Reach for hand-written impl YourTrait for SpecificType when:

• You need to rename or skip specific fields (no attribute system exists yet for per-field configuration).
• The type doesn't fit the supported shapes (functions, opaque types, third-party types you can't add deriving to).
• Performance matters and you want to avoid the routing overhead.

Symbols Beyond Derive

The Symbol kind isn't just for derive impls — it's a general type-level tagging mechanism. The canonical use pairs a symbol-parameterized wrapper with type aliases to give many roles distinct identities without one wrapper per role:

type Id (k : Symbol) = Id Int

type alias UserId = Id 'user
type alias PostId = Id 'post

let u : UserId = Id 1
let p : PostId = Id 2

# let bad : UserId = (p : PostId)   # rejected — 'user ≠ 'post

Id 'user and Id 'post are distinct types because the symbols differ, even though both wrap an Int. At runtime there's no overhead beyond the single-constructor wrapper — the symbol is erased.

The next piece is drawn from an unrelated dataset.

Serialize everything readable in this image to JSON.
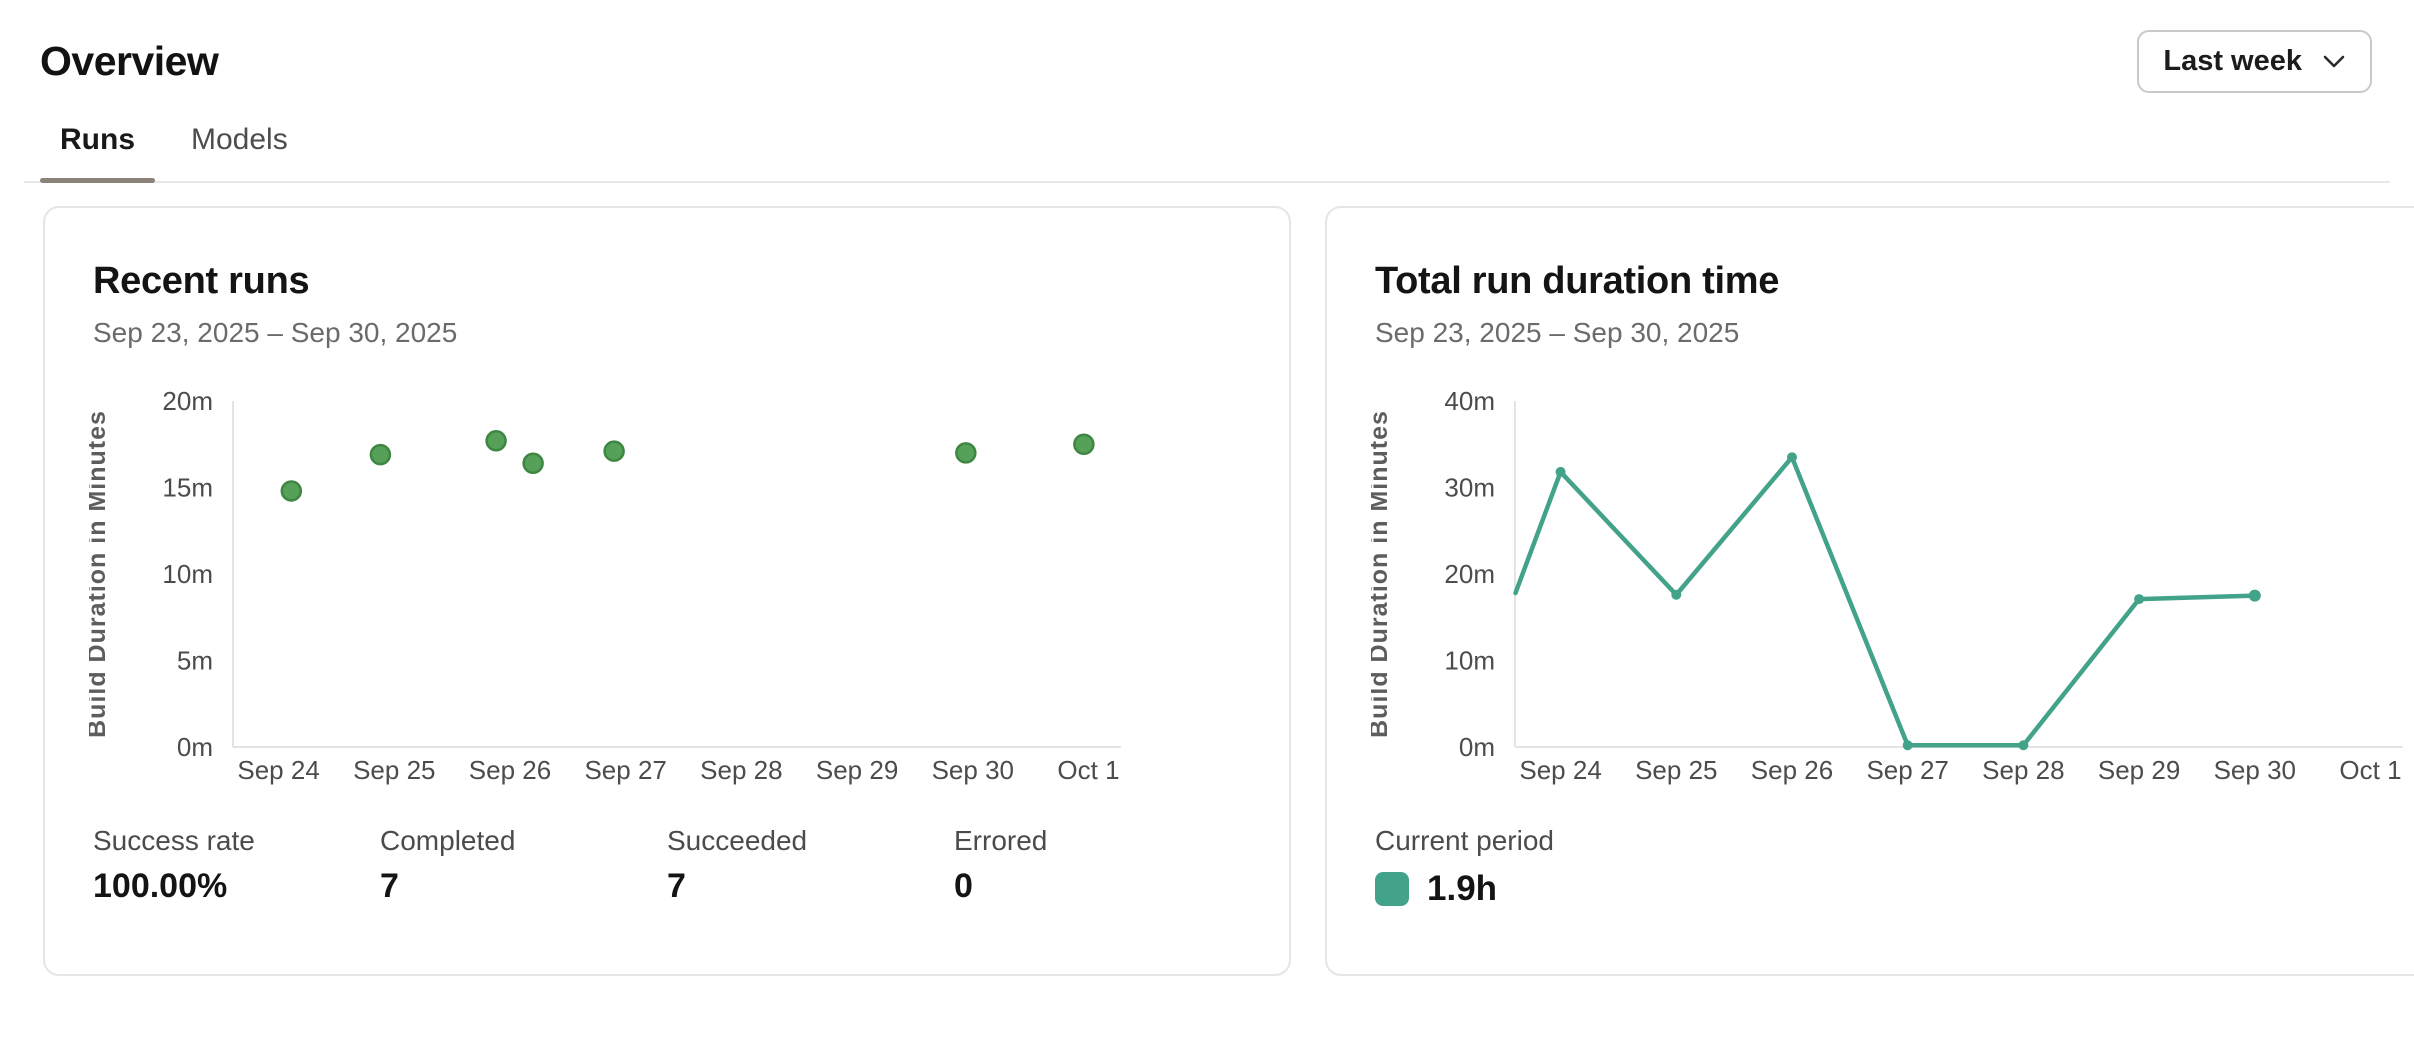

Reach for this when several "primitive-flavored" types should not be mixed (user IDs, post IDs, session tokens, currency codes) and one underlying representation serves many semantic roles.

Summary

To make your trait derivable:

1. Every method has the user type on the parameter side or the return side, but not both.
2. From-direction methods return a directly, or any wrapper type (Result a e, Maybe a, your own DbResult a, etc.) with a at a direct field position.
3. Provide instances for U1, Leaf a, Labeled n a, Variant n a, And l r, Or l r, Record a, and Adt a (from Std.Generic). The Labeled and Variant impls take a KnownSymbol bound on n to recover the type-level name via symbol_name (Proxy : Proxy n).
4. Provide instances for the primitive types you want users to be able to include as fields (Int, String, Bool, etc.).

Users then write deriving (YourTrait) on their types, and the compiler generates everything needed to wire it up.